Os passos também se apressaram. Ela se adiantou ainda mais num pequeno trote, chegando quase a correr pela rua do seminário. Laura sabia que tudo não passava de pura coincidência. Ela rezava para que tudo não passasse de uma estranha coincidência.

A esquina está a pouco menos de dez metros agora. Laura está em frente a um prédio imponente que tem como fachada pardas pedras de granito e letras enormes num painel de néon que formam os dizeres hotel paissandú. Ela não tem coragem de olhar para trás com receio do que possa ver. Cinco metros para a esquina, quatro, três, dois, um... pessoas andando em várias direções pela praça do correio. Laura, ofegante, olha para trás e nada vê.

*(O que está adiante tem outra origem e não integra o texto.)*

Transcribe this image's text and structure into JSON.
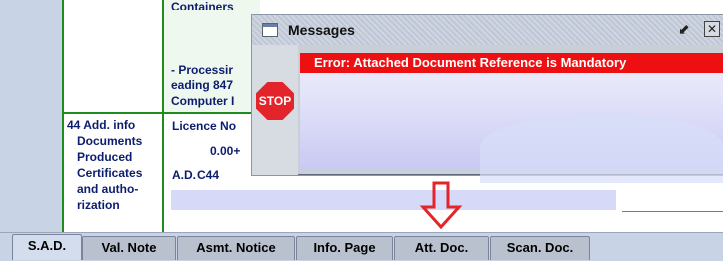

Gabriel, certa vez, desenvolvera uma teoria sobre as pessoas do centro da cidade. Segundo ele, as pessoas que andavam pelas ruas e calçadões do centro durante o dia, não eram as mesmas que por lá andavam durante a noite. Nada tão óbvio assim. Gabriel defendia a idéia de que as pessoas da noite, como ele as chamava, viviam reclusas, em becos e buracos abandonados, esperando, pacientes, que o dia se fosse para dar lugar às horas noturnas, às horas a eles permitidas. Era aí que essas pessoas se mostravam, diferentes, estranhas, loucas, lunáticas, dando a impressão que não pertenciam a este mundo, e pacífica porém autoritariamente, tomavam conta das ruas e calçadões do centro da cidade. Aos poucos passavam a ser a maioria e logo, os únicos. Se algum intruso, algumas das pessoas do dia — e elas eram imediatamente reconhecidas, senão pelo olhar, pelo jeito de andar — se algum intruso ousava perambular pelo centro nas horas pertencentes aos noturnos, logo se retirava, instintivamente. É que os noturnos olhavam, apenas olhavam para ele.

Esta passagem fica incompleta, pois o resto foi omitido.